Qoreportal and LicensePortal may not be available
Incident Report for Quest Data Protection
Postmortem

Overview

QorePortal was not available because of issue with KeyVaults and POA Windows updates.

What Happened

The Patch Orchestration Application (a wrapper for the Azure Service Fabric Repair Manager service) has frequency configuration to install Windows updates every Wednesday. During this update, all Service Fabric nodes are restarted. After this restart, some of QorePortal applications didn`t start. After an investigation, an issue with KeyVaults was found and resolved. And the nodes with these applications had to be restarted. But some of the nodes were unable to restart and just stuck with the ‘updating' status. In the background, POA was still updating the cluster and many nodes were in an unhealthy state (updating). Total CPU usage increased and SF created more nodes one by one, but it was all stuck on the 'creating’ status. Even after manually decreasing the number of nodes, the status of the nodes changed to "delete", but still frozen. Accordingly, the healthy nodes had high CPU usage and services cannot start well.

Root Cause

The root cause is not clear for sure, but it is related to overlap KeyVaults issue and POA Windows updates.

Resolution

The ticket with Azure support was created and we received the next information:

  1. Cluster is running on Silver durability and Platinum Reliability level with Auto scale rule configurations.
  2. Patch orchestration application has marked some of the seed nodes as restart and which triggered a fabric cluster upgrade in an attempt to make one the available nodes as seed nodes.
  3. Cluster upgrade from v7 to v9 was completed for four upgrade domains but got stuck on last upgrade domain (UD4), because some of the nodes on UD4 is having high CPU usage (peeking ~100%) due to SF application
  4. Fabric had rolled back from v9 to v7 successfully, however because of POA restart repair task, the new upgrade had kick started.
  5. There were attempts made to add more nodes, delete nodes, restart nodes and all such operations are being blocked by management role on safety check.
  6. The storage account is in different resource group than the SF resource group and traces data were also missing, having a challenge for Microsoft to support and suggest best possible solutions for mitigation.
  7. Considering the time taken to mitigate each issue on trial and error method, Microsoft suggests to recreate the cluster and redeploy the applications.

Recommendations:

According to the Azure support recommendations new cluster was created and all application are deployed on the new cluster. After switching DNS mapping to the new cluster services started to work and synchronize. Than QorePortal was available and working normally.

Impact

QorePortal was temporarily unavailable and a new cluster was created.

How'd We Do?

What Went Well?

We quickly resolved KeyVaults issue and deployed new cluster as Azure support recommended.

What Didn't Go So Well?

It took some time to deploy a new cluster with all applications.

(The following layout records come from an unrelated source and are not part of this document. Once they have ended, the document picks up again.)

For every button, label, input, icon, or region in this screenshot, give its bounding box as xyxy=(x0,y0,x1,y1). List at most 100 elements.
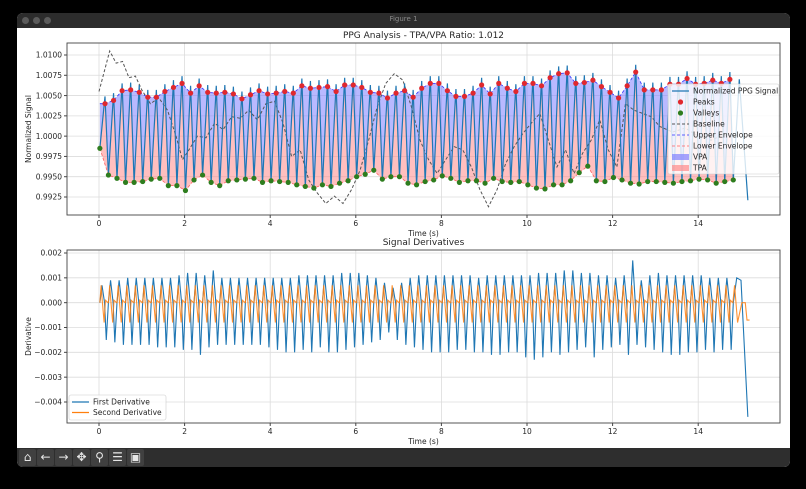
valley-marker xyxy=(705,177,711,183)
back-arrow-icon: ← xyxy=(40,450,51,464)
first-derivative-line xyxy=(99,260,749,417)
maximize-window-button[interactable] xyxy=(44,17,51,24)
legend-label: Valleys xyxy=(693,109,719,118)
peak-marker xyxy=(624,83,630,89)
peak-marker xyxy=(564,70,570,76)
x-tick-label: 10 xyxy=(522,427,532,436)
legend-label: Second Derivative xyxy=(93,408,162,417)
zoom-magnifier-icon: ⚲ xyxy=(95,450,104,464)
valley-marker xyxy=(610,174,617,181)
peak-marker xyxy=(239,96,245,102)
peak-marker xyxy=(350,82,356,88)
configure-subplots-button[interactable]: ☰ xyxy=(109,449,126,466)
zoom-magnifier-button[interactable]: ⚲ xyxy=(91,449,108,466)
y-tick-label: −0.004 xyxy=(34,398,62,407)
valley-marker xyxy=(696,176,702,182)
peak-marker xyxy=(273,90,279,96)
minimize-window-button[interactable] xyxy=(33,17,40,24)
legend-entry: Valleys xyxy=(677,109,719,118)
peak-marker xyxy=(376,90,382,96)
valley-marker xyxy=(482,180,488,186)
valley-marker xyxy=(422,178,428,185)
chart-title: PPG Analysis - TPA/VPA Ratio: 1.012 xyxy=(343,31,504,41)
ppg-signal-line xyxy=(99,64,749,201)
peak-marker xyxy=(205,89,211,95)
title-bar[interactable]: Figure 1 xyxy=(17,13,790,28)
valley-marker xyxy=(174,183,180,189)
peak-marker xyxy=(598,84,605,90)
close-window-button[interactable] xyxy=(22,17,29,24)
peak-marker xyxy=(573,80,579,86)
legend-entry: VPA xyxy=(672,153,708,162)
valley-marker xyxy=(294,182,300,188)
pan-move-button[interactable]: ✥ xyxy=(73,449,90,466)
y-axis-label: Normalized Signal xyxy=(24,95,33,163)
x-tick-label: 4 xyxy=(268,427,273,436)
save-floppy-icon: ▣ xyxy=(129,450,142,464)
x-tick-label: 4 xyxy=(268,219,273,228)
y-tick-label: 0.001 xyxy=(41,274,63,283)
peak-marker xyxy=(530,80,536,86)
y-tick-label: 1.0000 xyxy=(36,132,62,141)
peak-marker xyxy=(299,83,305,89)
valley-marker xyxy=(662,179,668,185)
legend-entry: Second Derivative xyxy=(72,408,162,417)
peak-marker xyxy=(538,83,545,89)
valley-marker xyxy=(259,179,266,185)
valley-marker xyxy=(542,186,548,192)
x-tick-label: 2 xyxy=(182,427,187,436)
peak-marker xyxy=(727,76,733,82)
legend-entry: Peaks xyxy=(677,98,715,107)
home-button[interactable]: ⌂ xyxy=(19,449,36,466)
valley-marker xyxy=(105,172,112,178)
back-arrow-button[interactable]: ← xyxy=(37,449,54,466)
valley-marker xyxy=(516,178,522,185)
peak-marker xyxy=(710,77,716,83)
second-derivative-line xyxy=(99,285,750,323)
y-tick-label: 1.0050 xyxy=(36,91,62,100)
valley-marker xyxy=(122,179,129,185)
peak-marker xyxy=(119,88,125,94)
peak-marker xyxy=(359,84,365,91)
x-tick-label: 2 xyxy=(182,219,187,228)
peak-marker xyxy=(641,87,647,93)
valley-marker xyxy=(277,178,283,185)
valley-marker xyxy=(148,176,154,182)
valley-marker xyxy=(97,145,103,151)
peak-marker xyxy=(504,85,510,91)
save-floppy-button[interactable]: ▣ xyxy=(127,449,144,466)
valley-marker xyxy=(225,178,231,184)
x-axis-label: Time (s) xyxy=(407,437,439,446)
valley-marker xyxy=(362,171,368,177)
valley-marker xyxy=(602,178,608,185)
valley-marker xyxy=(234,177,240,183)
peak-marker xyxy=(470,90,476,96)
legend-label: VPA xyxy=(693,153,708,162)
peak-marker xyxy=(384,95,391,101)
valley-marker xyxy=(525,182,531,188)
peak-marker xyxy=(453,93,459,99)
peak-marker xyxy=(162,88,168,95)
valley-marker xyxy=(568,178,574,184)
legend-entry: First Derivative xyxy=(72,398,150,407)
peak-marker xyxy=(222,89,228,95)
legend-entry: Lower Envelope xyxy=(672,142,753,151)
legend-swatch xyxy=(677,99,684,105)
peak-marker xyxy=(513,88,519,95)
valley-marker xyxy=(379,176,385,182)
valley-marker xyxy=(550,182,557,188)
forward-arrow-button[interactable]: → xyxy=(55,449,72,466)
peak-marker xyxy=(436,80,442,86)
axes-frame xyxy=(66,42,781,216)
valley-marker xyxy=(405,180,411,186)
peak-marker xyxy=(444,88,450,94)
legend-entry: TPA xyxy=(672,164,708,173)
peak-marker xyxy=(247,92,254,98)
legend-label: Lower Envelope xyxy=(693,142,753,151)
x-tick-label: 12 xyxy=(608,219,618,228)
axes-frame xyxy=(66,249,781,424)
valley-marker xyxy=(653,178,659,185)
peak-marker xyxy=(170,84,177,91)
valley-marker xyxy=(491,175,497,181)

Posted Sep 20, 2021 - 05:41 EDT

Resolved
All services looks good on NewRelic and Azure.
Posted Sep 17, 2021 - 04:37 EDT
Monitoring
A fix has been implemented and we are monitoring the results.
Posted Sep 16, 2021 - 13:49 EDT
Investigating
We are currently investigating this issue.
Posted Sep 16, 2021 - 04:29 EDT
This incident affected: Rapid Recovery License Portal (Web User Interface, Backend services) and QorePortal (Web User Interface, Backend services).